Не уверена, что смогу объяснить.

– Я узнала нечто страшное. Вещи, которые, как Коннор, наверное, надеялся, я никогда не узнаю… Теперь я не могу быть с ним.

– Он сделал тебе больно? Потому что тогда, клянусь, я лично его прикончу.

– Нет, ничего такого… Это просто кое-что о том времени, когда мы познакомились.

– О, – говорит она, потирая мою спину. – Ну это же было восемь лет назад, верно?

– Ага, но там все сложно.

– Уверена, это так, но вы такой путь прошли. Мне не хочется видеть, как у вас все рушится из-за чего-то, что случилось, когда вы были практически детьми.

Если бы она знала, о чем идет речь, то отреагировала бы по-другому.

– Не думаю, что можно как-то это исправить. Черт, я не понимаю, как мне простить его, даже если я захочу.

Сидни качает головой:

– Может, расскажешь, чтобы я могла помочь?

– Подробности не важны.

Ну важны, конечно, но не для нее.

– Хорошо, тогда расскажи мне хотя бы в общих чертах.

Я откидываюсь назад на диване и прижимаю подушку к груди.

– Оказывается, Коннор знал, что случилось с моими родителями.

Сидни округляет глаза:

– Он знал?

Ей тоже известно, что они погибли и что их дело заглохло много лет назад.

– Да, но утверждает, что понял все только четыре дня назад. И тем не менее он знал, что произошло в ту ужасную ночь.

Это то, что больше всего сбивает меня с толку. Как Коннор мог не сложить одно с другим? Знай я, что его отец был замешан в аварии с летальным исходом и последующим бегством в ту же ночь, когда погибли мои родители, я бы обо всем догадалась.

– И ты веришь ему?

– Не знаю.

Сидни откидывается назад и поджимает под себя ноги.

– Я знаю Коннора с детства, и он, конечно, всяким бывает, но не обманщиком.
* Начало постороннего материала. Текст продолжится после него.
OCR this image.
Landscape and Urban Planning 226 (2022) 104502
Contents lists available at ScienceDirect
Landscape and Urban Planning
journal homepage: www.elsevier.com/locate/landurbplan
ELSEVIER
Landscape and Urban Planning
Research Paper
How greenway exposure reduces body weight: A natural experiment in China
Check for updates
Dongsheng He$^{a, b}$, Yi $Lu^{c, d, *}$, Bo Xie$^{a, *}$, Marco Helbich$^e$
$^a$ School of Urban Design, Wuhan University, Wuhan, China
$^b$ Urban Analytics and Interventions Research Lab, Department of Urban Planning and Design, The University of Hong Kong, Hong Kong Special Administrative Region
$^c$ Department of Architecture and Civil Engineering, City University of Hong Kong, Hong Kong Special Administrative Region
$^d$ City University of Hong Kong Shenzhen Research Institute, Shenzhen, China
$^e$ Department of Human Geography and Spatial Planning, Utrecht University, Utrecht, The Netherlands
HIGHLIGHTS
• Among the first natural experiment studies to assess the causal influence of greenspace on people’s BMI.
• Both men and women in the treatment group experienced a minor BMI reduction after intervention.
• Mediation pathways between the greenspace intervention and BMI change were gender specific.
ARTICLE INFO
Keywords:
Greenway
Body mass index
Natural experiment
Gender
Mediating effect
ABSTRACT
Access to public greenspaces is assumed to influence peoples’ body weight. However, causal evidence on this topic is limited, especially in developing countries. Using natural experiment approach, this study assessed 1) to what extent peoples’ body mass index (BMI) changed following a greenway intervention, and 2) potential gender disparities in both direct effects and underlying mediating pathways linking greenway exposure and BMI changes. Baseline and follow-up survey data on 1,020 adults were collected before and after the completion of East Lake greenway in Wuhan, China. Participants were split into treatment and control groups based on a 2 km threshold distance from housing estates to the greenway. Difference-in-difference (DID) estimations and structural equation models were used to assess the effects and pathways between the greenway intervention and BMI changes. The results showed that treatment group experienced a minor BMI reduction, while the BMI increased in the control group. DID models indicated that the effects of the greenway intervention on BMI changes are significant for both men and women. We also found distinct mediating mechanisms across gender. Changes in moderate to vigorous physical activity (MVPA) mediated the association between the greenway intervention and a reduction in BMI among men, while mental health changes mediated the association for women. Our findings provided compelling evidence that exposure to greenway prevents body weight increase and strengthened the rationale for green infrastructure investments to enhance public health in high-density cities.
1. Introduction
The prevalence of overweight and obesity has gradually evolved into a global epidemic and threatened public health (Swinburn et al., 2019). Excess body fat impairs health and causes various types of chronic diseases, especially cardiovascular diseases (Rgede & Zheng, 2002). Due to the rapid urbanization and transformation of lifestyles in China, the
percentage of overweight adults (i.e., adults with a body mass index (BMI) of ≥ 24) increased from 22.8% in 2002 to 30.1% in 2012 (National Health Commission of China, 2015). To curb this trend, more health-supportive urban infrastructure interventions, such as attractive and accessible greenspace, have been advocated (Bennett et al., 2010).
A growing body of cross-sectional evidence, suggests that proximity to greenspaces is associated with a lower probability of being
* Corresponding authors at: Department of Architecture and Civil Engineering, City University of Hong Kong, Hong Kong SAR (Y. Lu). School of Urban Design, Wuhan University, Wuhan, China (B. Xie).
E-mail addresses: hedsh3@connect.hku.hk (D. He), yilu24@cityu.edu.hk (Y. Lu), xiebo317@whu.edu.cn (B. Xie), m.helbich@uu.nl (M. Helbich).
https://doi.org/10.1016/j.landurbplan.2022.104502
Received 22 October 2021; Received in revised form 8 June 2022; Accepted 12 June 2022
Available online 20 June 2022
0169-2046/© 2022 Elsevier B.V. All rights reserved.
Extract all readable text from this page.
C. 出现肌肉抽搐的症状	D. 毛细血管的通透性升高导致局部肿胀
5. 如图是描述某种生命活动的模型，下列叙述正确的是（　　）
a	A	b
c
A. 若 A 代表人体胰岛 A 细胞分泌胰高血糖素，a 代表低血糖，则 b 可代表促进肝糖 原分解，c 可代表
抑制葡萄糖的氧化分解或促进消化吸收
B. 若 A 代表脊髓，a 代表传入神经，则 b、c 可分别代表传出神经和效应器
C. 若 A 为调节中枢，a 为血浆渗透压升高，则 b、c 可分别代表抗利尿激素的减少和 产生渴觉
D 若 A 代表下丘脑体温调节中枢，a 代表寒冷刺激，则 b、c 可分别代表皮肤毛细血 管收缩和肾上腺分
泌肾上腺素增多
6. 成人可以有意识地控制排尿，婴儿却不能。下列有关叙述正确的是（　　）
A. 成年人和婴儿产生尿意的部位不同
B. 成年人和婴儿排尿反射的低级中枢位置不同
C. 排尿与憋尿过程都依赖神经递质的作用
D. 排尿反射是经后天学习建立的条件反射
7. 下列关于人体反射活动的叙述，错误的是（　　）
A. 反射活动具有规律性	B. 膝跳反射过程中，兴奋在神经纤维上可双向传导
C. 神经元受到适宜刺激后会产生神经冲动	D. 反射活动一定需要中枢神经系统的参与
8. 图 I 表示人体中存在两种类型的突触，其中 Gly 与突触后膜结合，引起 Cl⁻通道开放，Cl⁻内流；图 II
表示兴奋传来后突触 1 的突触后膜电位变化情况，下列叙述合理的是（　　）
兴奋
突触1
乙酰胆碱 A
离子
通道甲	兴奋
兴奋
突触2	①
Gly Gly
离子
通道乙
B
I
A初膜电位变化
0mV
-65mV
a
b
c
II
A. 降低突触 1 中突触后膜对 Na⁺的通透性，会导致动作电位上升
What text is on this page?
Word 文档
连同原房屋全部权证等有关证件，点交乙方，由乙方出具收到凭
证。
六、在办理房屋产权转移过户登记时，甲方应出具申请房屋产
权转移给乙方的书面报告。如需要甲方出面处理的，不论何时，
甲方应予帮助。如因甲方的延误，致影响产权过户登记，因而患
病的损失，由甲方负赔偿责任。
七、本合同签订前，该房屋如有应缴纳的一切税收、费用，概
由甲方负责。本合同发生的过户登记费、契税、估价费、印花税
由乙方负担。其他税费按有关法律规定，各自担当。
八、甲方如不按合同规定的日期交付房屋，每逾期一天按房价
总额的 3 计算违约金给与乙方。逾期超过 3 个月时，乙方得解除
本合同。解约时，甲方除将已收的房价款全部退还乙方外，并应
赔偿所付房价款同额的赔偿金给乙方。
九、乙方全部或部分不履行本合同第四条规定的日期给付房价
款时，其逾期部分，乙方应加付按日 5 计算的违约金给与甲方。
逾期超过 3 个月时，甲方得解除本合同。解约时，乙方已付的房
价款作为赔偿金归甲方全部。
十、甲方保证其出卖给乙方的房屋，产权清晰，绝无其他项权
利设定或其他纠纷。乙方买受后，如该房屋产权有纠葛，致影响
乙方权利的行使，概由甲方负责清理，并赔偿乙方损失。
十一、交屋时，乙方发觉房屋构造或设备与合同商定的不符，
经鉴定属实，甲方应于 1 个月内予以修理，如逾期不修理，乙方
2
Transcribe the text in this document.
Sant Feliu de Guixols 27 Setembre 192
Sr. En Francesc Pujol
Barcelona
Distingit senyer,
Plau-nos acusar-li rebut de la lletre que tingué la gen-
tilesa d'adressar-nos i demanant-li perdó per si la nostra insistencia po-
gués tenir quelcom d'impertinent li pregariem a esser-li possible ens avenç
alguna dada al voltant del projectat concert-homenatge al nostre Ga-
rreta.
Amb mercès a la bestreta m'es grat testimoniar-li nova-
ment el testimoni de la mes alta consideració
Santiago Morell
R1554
Мальчишкой он не смог бы соврать даже с приставленным к голове пистолетом. Нам с Декланом приходилось прокрадываться незаметно мимо его комнаты, чтобы он не увидел нас и на разболтал. Не хочу сказать, что он не вырос и не изменился, но также я вижу, как он предан и заботлив, когда рядом ты. Думаешь, у него хватит духу намеренно причинить тебе боль?

Нет… по крайней мере, я так думала.

– Как ты тогда это объяснишь?

– Не знаю, Элли. Правда не знаю. Я сталкивалась с разным безумным дерьмом на своей работе и во время волонтерства. Думаю, я довольно хорошо разбираюсь в людях, поэтому не верю, что Коннор способен причинить тебе вред. Я никогда не видела, чтобы он так смотрел на кого-то, кроме тебя. Коннор неистово тебя любит.